I just returned from a Reformed pastors conference here in Spain. It was refreshing to take four days out of the usual routine to meet with other workers-pastors and missionaries-of like convictions. I preached the opening message at the conference, on Jacob’s dream in Genesis 28:10-22. The two main speakers were a Reformed pastor from Holland named Peter De Vries and a Spaniard from Madrid named Julian Mellado.

Peter De Vries has just published a doctoral thesis on the work of John Owen, and his three messages dealt with Owen’s teaching on each Person of the Trinity. Julian Mellado spoke three times on the subject of “Jesus in His Historical Context,” a biblical reply to the so-called “Search for the Historical Jesus” that dominates the religion departments at secular universities. His main thesis was that the New Testament does not present either a “christology from below,” stripping Jesus of His divine attributes, nor a Docetic “theology from above,” negating the true humanity of our Lord, but rather a truly “incarnational theology,” enunciated clearly by Chalcedon, and never surpassed by that historical council. One fact that he pointed out, which I found particularly interesting in light of the current debate, is that in some of the very oldest papyri fragments that have been discovered in the Middle East (dating from the first century) , the name of Christ appears in an abbreviated form which the Jews only used when writing the name of God.

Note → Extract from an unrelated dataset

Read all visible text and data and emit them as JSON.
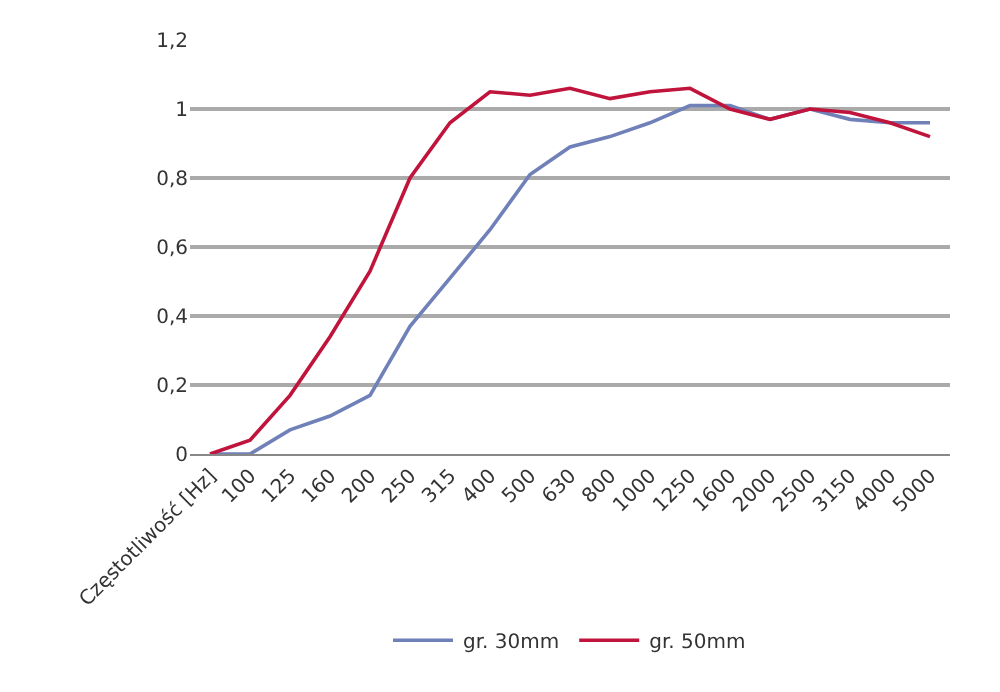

The messages by De Vries on Owen’s theology were particularly rich and enlightening. He emphasized the pastoral concern and zeal for God’s glory that lay behind many of Owen’s polemical writings-in his battles against Arminianism, for example-as well as his desire to be a truly catholic theologian, drawing insights not only from the Reformers, but from medieval thinkers such as Anselm and Bernard of Clairveaux.